In the summer of 1848, a terse item appeared in many newspapers across Normandy. A twenty-seven-year-old woman named Delphine Delamare, née Couturier, of Ry, a small town not far from Rouen, had tired of the routines of marriage and, after running up huge debts on extravagant purchases of clothing and household goods, had embarked on an affair. Under emotional and financial pressure, she had at last taken her own life by swallowing arsenic. Madame Delamare had left behind a young daughter and a distraught husband, Eugène, who had once studied medicine in Rouen. In his post as a health officer in Ry, the papers noted, Delamare was loved by his patients and respected by the community.

Among those who saw this item was a twenty-seven-year-old aspiring novelist named Gustave Flaubert. The story of Madame Delamare would stay with him, becoming something of an obsession (it even followed him on a journey around Egypt and Palestine) until, in September 1851, he settled down to work on it. Madame Bovary would be published in Paris six years later.

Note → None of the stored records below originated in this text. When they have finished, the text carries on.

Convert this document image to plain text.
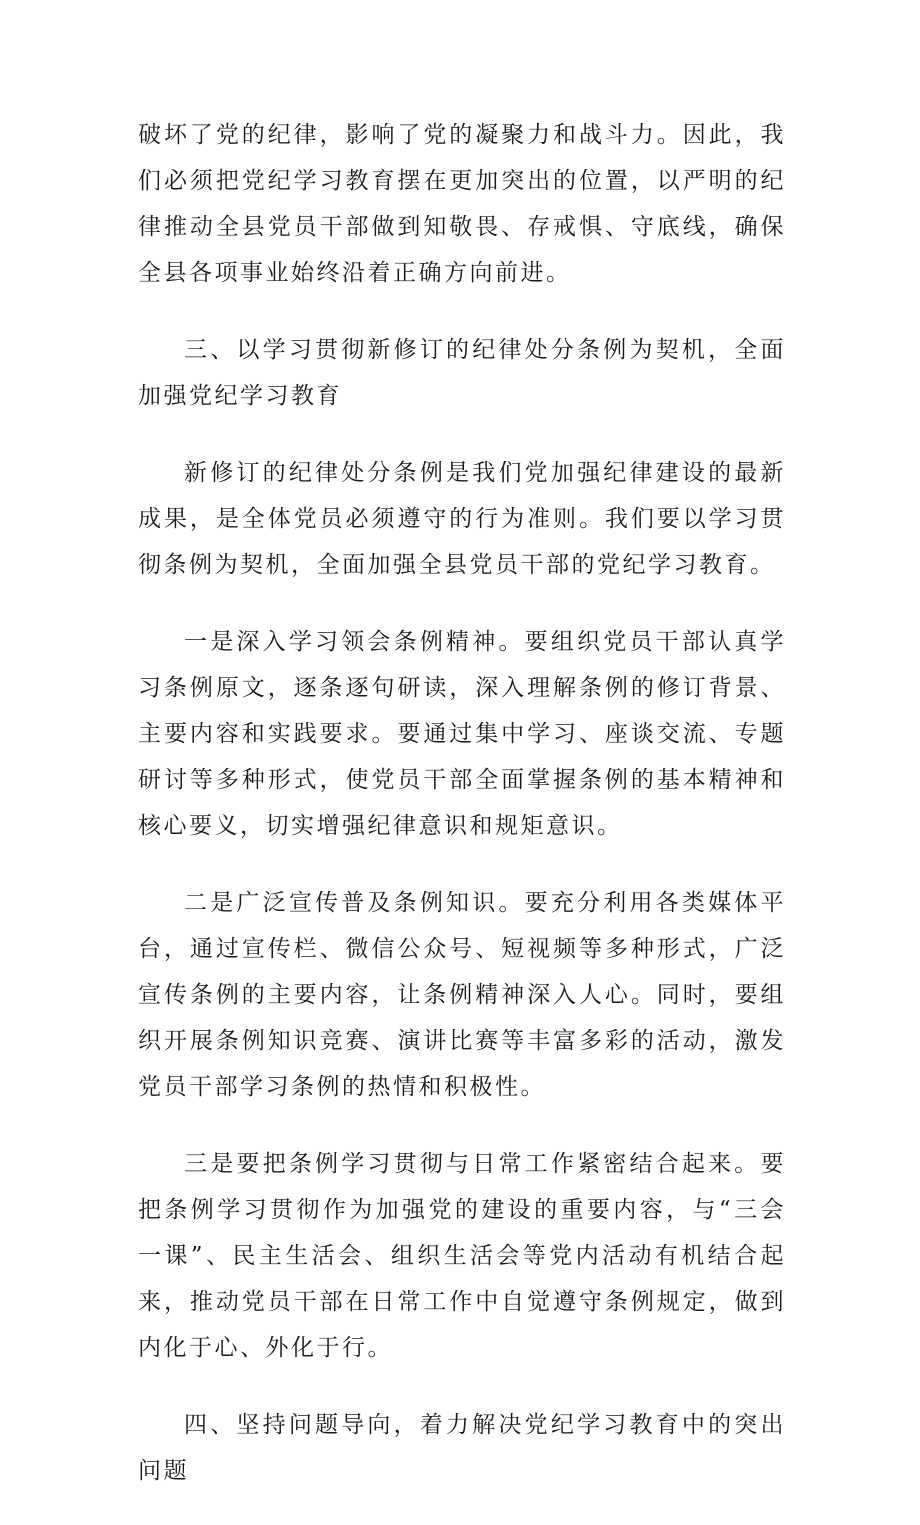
破坏了党的纪律，影响了党的凝聚力和战斗力。因此，我们必须把党纪学习教育摆在更加突出的位置，以严明的纪律推动全县党员干部做到知敬畏、存戒惧、守底线，确保全县各项事业始终沿着正确方向前进。

三、以学习贯彻新修订的纪律处分条例为契机，全面加强党纪学习教育

新修订的纪律处分条例是我们党加强纪律建设的最新成果，是全体党员必须遵守的行为准则。我们要以学习贯彻条例为契机，全面加强全县党员干部的党纪学习教育。

一是深入学习领会条例精神。要组织党员干部认真学习条例原文，逐条逐句研读，深入理解条例的修订背景、主要内容和实践要求。要通过集中学习、座谈交流、专题研讨等多种形式，使党员干部全面掌握条例的基本精神和核心要义，切实增强纪律意识和规矩意识。

二是广泛宣传普及条例知识。要充分利用各类媒体平台，通过宣传栏、微信公众号、短视频等多种形式，广泛宣传条例的主要内容，让条例精神深入人心。同时，要组织开展条例知识竞赛、演讲比赛等丰富多彩的活动，激发党员干部学习条例的热情和积极性。

三是要把条例学习贯彻与日常工作紧密结合起来。要把条例学习贯彻作为加强党的建设的重要内容，与“三会一课”、民主生活会、组织生活会等党内活动有机结合起来，推动党员干部在日常工作中自觉遵守条例规定，做到内化于心、外化于行。

四、坚持问题导向，着力解决党纪学习教育中的突出问题
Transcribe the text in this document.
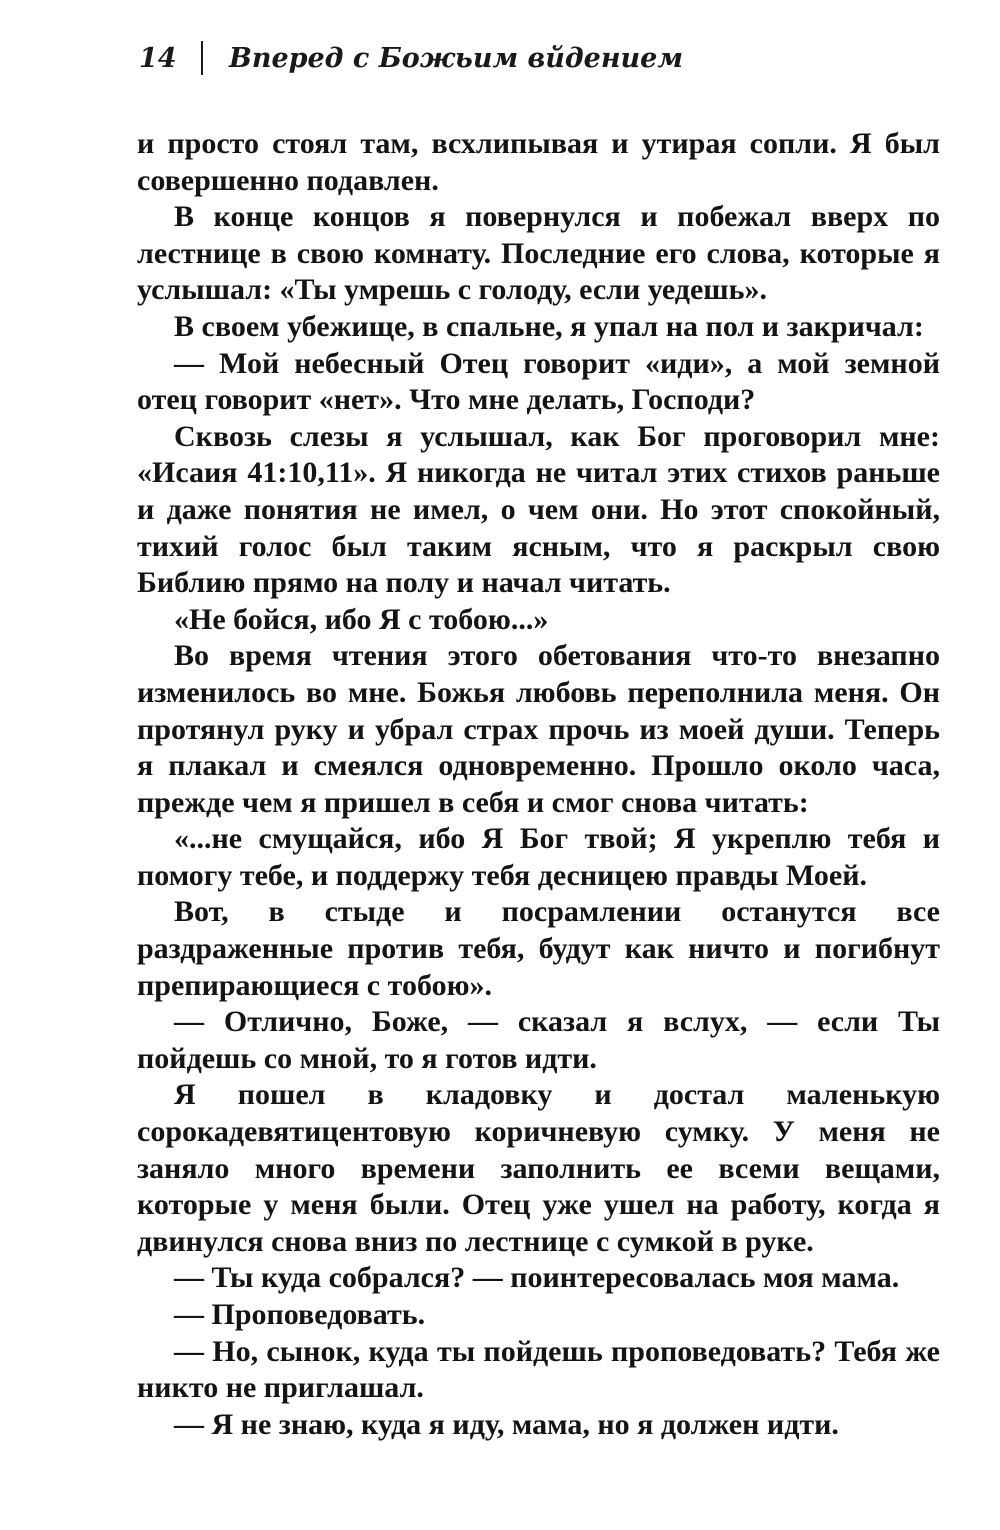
14 Вперед с Божьим вйдением

и просто стоял там, всхлипывая и утирая сопли. Я был совершенно подавлен.

В конце концов я повернулся и побежал вверх по лестнице в свою комнату. Последние его слова, которые я услышал: «Ты умрешь с голоду, если уедешь».

В своем убежище, в спальне, я упал на пол и закричал:

— Мой небесный Отец говорит «иди», а мой земной отец говорит «нет». Что мне делать, Господи?

Сквозь слезы я услышал, как Бог проговорил мне: «Исаия 41:10,11». Я никогда не читал этих стихов раньше и даже понятия не имел, о чем они. Но этот спокойный, тихий голос был таким ясным, что я раскрыл свою Библию прямо на полу и начал читать.

«Не бойся, ибо Я с тобою...»

Во время чтения этого обетования что-то внезапно изменилось во мне. Божья любовь переполнила меня. Он протянул руку и убрал страх прочь из моей души. Теперь я плакал и смеялся одновременно. Прошло около часа, прежде чем я пришел в себя и смог снова читать:

«...не смущайся, ибо Я Бог твой; Я укреплю тебя и помогу тебе, и поддержу тебя десницею правды Моей.

Вот, в стыде и посрамлении останутся все раздраженные против тебя, будут как ничто и погибнут препирающиеся с тобою».

— Отлично, Боже, — сказал я вслух, — если Ты пойдешь со мной, то я готов идти.

Я пошел в кладовку и достал маленькую сорокадевятицентовую коричневую сумку. У меня не заняло много времени заполнить ее всеми вещами, которые у меня были. Отец уже ушел на работу, когда я двинулся снова вниз по лестнице с сумкой в руке.

— Ты куда собрался? — поинтересовалась моя мама.

— Проповедовать.

— Но, сынок, куда ты пойдешь проповедовать? Тебя же никто не приглашал.

— Я не знаю, куда я иду, мама, но я должен идти.
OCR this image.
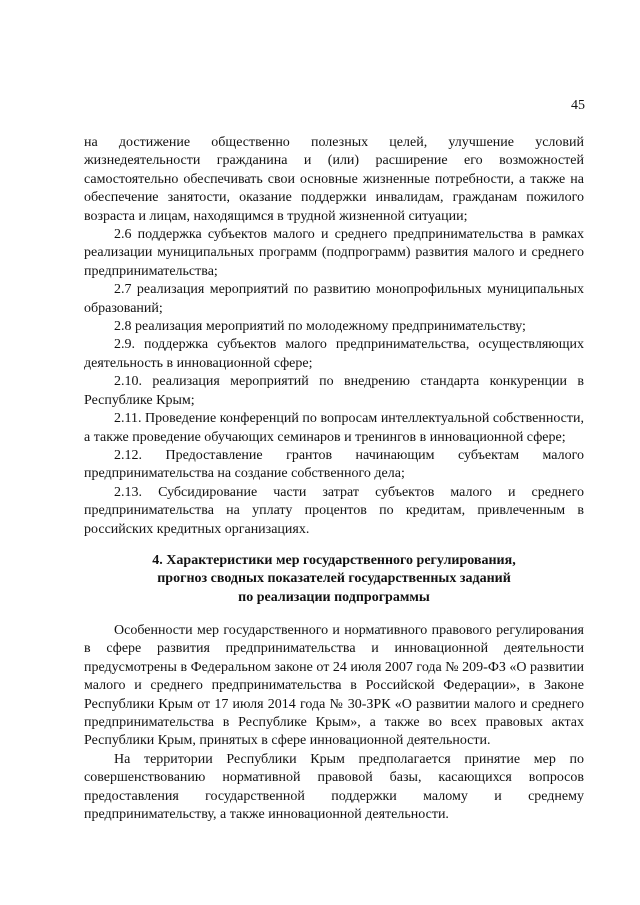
45

на достижение общественно полезных целей, улучшение условий жизнедеятельности гражданина и (или) расширение его возможностей самостоятельно обеспечивать свои основные жизненные потребности, а также на обеспечение занятости, оказание поддержки инвалидам, гражданам пожилого возраста и лицам, находящимся в трудной жизненной ситуации;

2.6 поддержка субъектов малого и среднего предпринимательства в рамках реализации муниципальных программ (подпрограмм) развития малого и среднего предпринимательства;

2.7 реализация мероприятий по развитию монопрофильных муниципальных образований;

2.8 реализация мероприятий по молодежному предпринимательству;

2.9. поддержка субъектов малого предпринимательства, осуществляющих деятельность в инновационной сфере;

2.10. реализация мероприятий по внедрению стандарта конкуренции в Республике Крым;

2.11. Проведение конференций по вопросам интеллектуальной собственности, а также проведение обучающих семинаров и тренингов в инновационной сфере;

2.12. Предоставление грантов начинающим субъектам малого предпринимательства на создание собственного дела;

2.13. Субсидирование части затрат субъектов малого и среднего предпринимательства на уплату процентов по кредитам, привлеченным в российских кредитных организациях.

4. Характеристики мер государственного регулирования,
прогноз сводных показателей государственных заданий
по реализации подпрограммы

Особенности мер государственного и нормативного правового регулирования в сфере развития предпринимательства и инновационной деятельности предусмотрены в Федеральном законе от 24 июля 2007 года № 209-ФЗ «О развитии малого и среднего предпринимательства в Российской Федерации», в Законе Республики Крым от 17 июля 2014 года № 30-ЗРК «О развитии малого и среднего предпринимательства в Республике Крым», а также во всех правовых актах Республики Крым, принятых в сфере инновационной деятельности.

На территории Республики Крым предполагается принятие мер по совершенствованию нормативной правовой базы, касающихся вопросов предоставления государственной поддержки малому и среднему предпринимательству, а также инновационной деятельности.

One of the many things that happened when Madame Delamare, the adulteress from Ry, turned into Madame Bovary, the adulteress from Yonville, was that her life began to expand beyond the dimensions of a black-and-white morality tale. As a newspaper story, the case of Delphine Delamare had been seized upon by conservative provincial commentators as an example of the declining respect for marriage among the young, of the increasing commercialisation of society and of the loss of religious values. But for Flaubert, art was the very antithesis of crass moralism. It was a realm in which human motives and behaviour could for once be explored in real depth, with a sensitivity that would make a mockery of any desire on the part of the reader to construe saints or sinners. Flaubert’s audience would hear of Emma’s naive ideas about love, but they would also learn where these had come from: they would follow her back to her childhood, read over her shoulder at the convent, sit with her and her father through long summer afternoons in their kitchen in Tostes, as the squeals and clucks of pigs and chickens drifted in from the yard. They would watch as she and Charles stumbled into an ill-matched marriage, and then witness Charles’s seduction by his own loneliness and a young woman’s physical charms. They would feel Emma’s need to escape her cloistered life, ironically fuelled by her lack of experience with men outside thirdrate romantic literature. Readers would be able to—would have to—sympathise equally with Charles’s complaints about Emma and with Emma’s about Charles. Flaubert seemed to take an almost deliberate pleasure in everywhere unsettling his readers’ inclination to find comfortable answers: no sooner had he presented Emma in a positive light, for example, than he would undercut her with a mordant remark. And then, just as readers were losing patience with her, just as they began to think her nothing more than a selfish hedonist, he would draw them back to her, tell them something about her inner life that would make them cry. By the time she lost her status in her community, crammed arsenic into her mouth and lay down in her bedroom to await her death, few who knew her history would be disposed to judge her.